Dodson: Voice needed first to advise on agreement making and truth telling
Patrick Dodson has rubbished a push from the far left for ‘truth telling’ and ‘treaty’ to come before an Indigenous voice to parliament.
Labor’s special envoy for reconciliation, Patrick Dodson, has rubbished a push from the far left for “truth telling” and “treaty” to come before an Indigenous voice to parliament, which he says would lack credibility without being facilitated by a body enshrined in the Constitution.
It follows the Greens last year quietly changing the order of reconciliation in their platform from voice, treaty and truth – as called for in the Uluru Statement from the Heart – to truth, treaty and eventually a voice to parliament, in a move largely understood to have been influenced by the party’s First Nations spokeswoman, Lidia Thorpe.
The push for a voice to parliament not to come before the truth and treaty processes was also prominent at Invasion Day rallies, held on January 26, where organisers openly campaigned against the voice referendum due later this year.
But Senator Dodson said he wasn’t “particularly worried” by the opposition from the far left to a voice coming first, which he argued needed to come first in order to advise the Makarrata Commission – which will be set up after the voice – on agreement making and truth telling.
“To have a treaty, you have to have a voice, you have to have an entity, you have to have a group of people that have a standing or that … have credibility,” he said.
“For them (the left) it seems to be a sequencing issue. I don’t know whether they’re really against the concept of a voice to parliament. I’m not particularly worried about it.
“The majority of Australians can see the significance and, in one sense, the limitedness of what we’re doing or trying to do with the principle in the Constitution.”
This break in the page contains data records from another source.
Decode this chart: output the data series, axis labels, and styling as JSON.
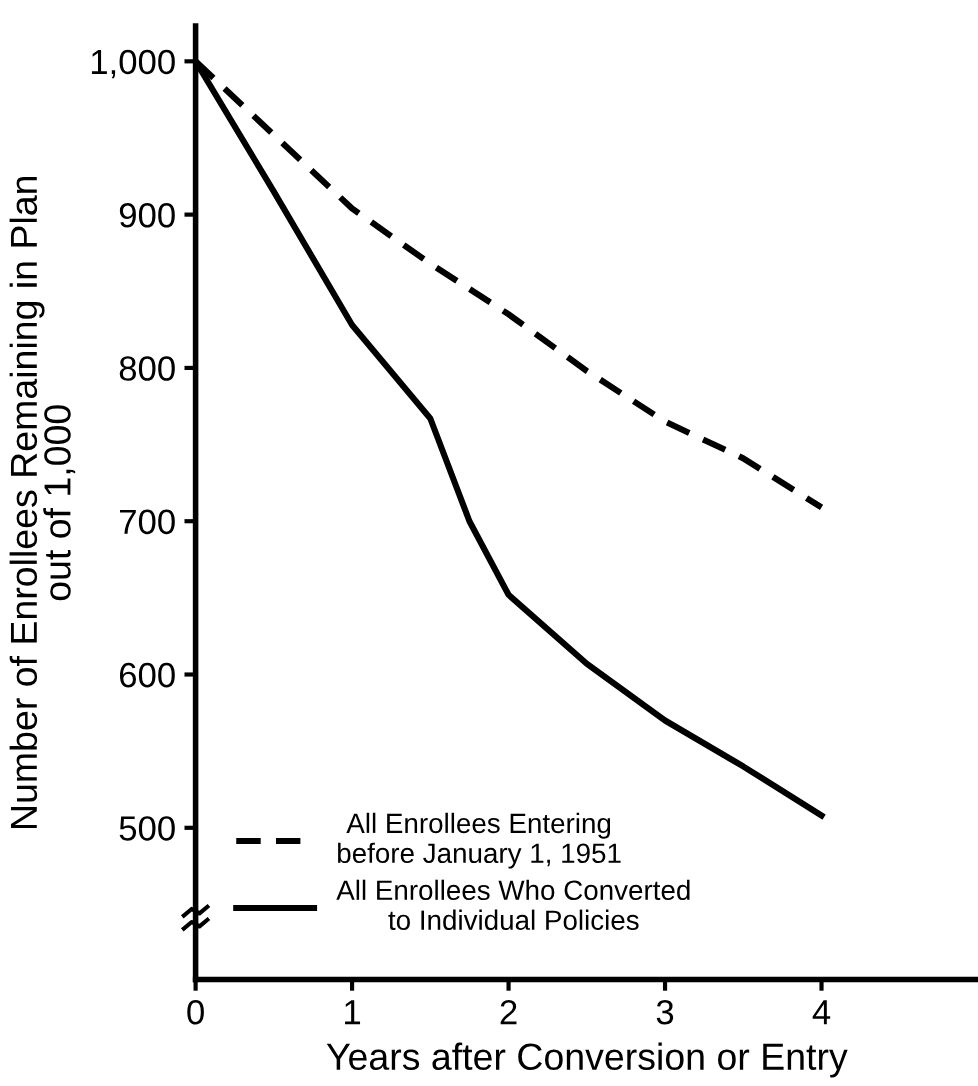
{
  "chart_data": {
    "type": "line",
    "xlabel": "Years after Conversion or Entry",
    "ylabel": "Number of Enrollees Remaining in Plan\nout of 1,000",
    "xlim": [
      0,
      5
    ],
    "xticks": [
      0,
      1,
      2,
      3,
      4
    ],
    "ylim": [
      401,
      1023
    ],
    "yticks": [
      500,
      600,
      700,
      {
        "value": 800,
        "label": "800"
      },
      900,
      {
        "value": 1000,
        "label": "1,000"
      }
    ],
    "grid": false,
    "legend": "bottom left",
    "marker": "none",
    "series": [
      {
        "name": "All Enrollees Entering\nbefore January 1, 1951",
        "color": "#000000",
        "line_style": "dashed",
        "x": [
          0,
          1,
          1.5,
          2,
          2.5,
          3,
          3.5,
          4
        ],
        "values": [
          1000,
          904,
          868,
          835,
          798,
          765,
          741,
          709
        ]
      },
      {
        "name": "All Enrollees Who Converted\nto Individual Policies",
        "color": "#000000",
        "line_style": "solid",
        "x": [
          0,
          0.5,
          1,
          1.5,
          1.75,
          2,
          2.5,
          3,
          3.5,
          4
        ],
        "values": [
          1000,
          915,
          828,
          767,
          700,
          652,
          607,
          570,
          540,
          508
        ]
      }
    ]
  }
}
The Greens will formalise their position on the voice this week following a party room meeting on Tuesday.
Senator Dodson also hosed down calls for a “constitutional convention” from the Coalition, in which formal discussions over the voice would take place.
He said that dialogues, including those held in the lead-up to the Uluru statement, “supplanted” the need for any such convention. “They ultimately culminated at Uluru with a sign-off on the matters that we now are dealing with,” he said.
Referendum working group member Megan Davis echoed Senator Dodson’s comments that a convention had effectively taken place and warned against extra detail being put to Australians in the referendum.
“There is a risk of the nation voting on a particular model – model A, model B – and then potentially locking in that in a way that doesn‘t allow us to benefit from the agility of the parliament to change that legislation when we need,” she said on ABC’s Insiders on Sunday.
“What we need in 2023 may not be what we need in 2053, and so that’s one of the important things about the deferral of the detail to the parliament.”
She said while “some” of Opposition Leader Peter Dutton’s 15 questions on the voice could be answered in coming months, it was not possible for every question to be addressed before the referendum.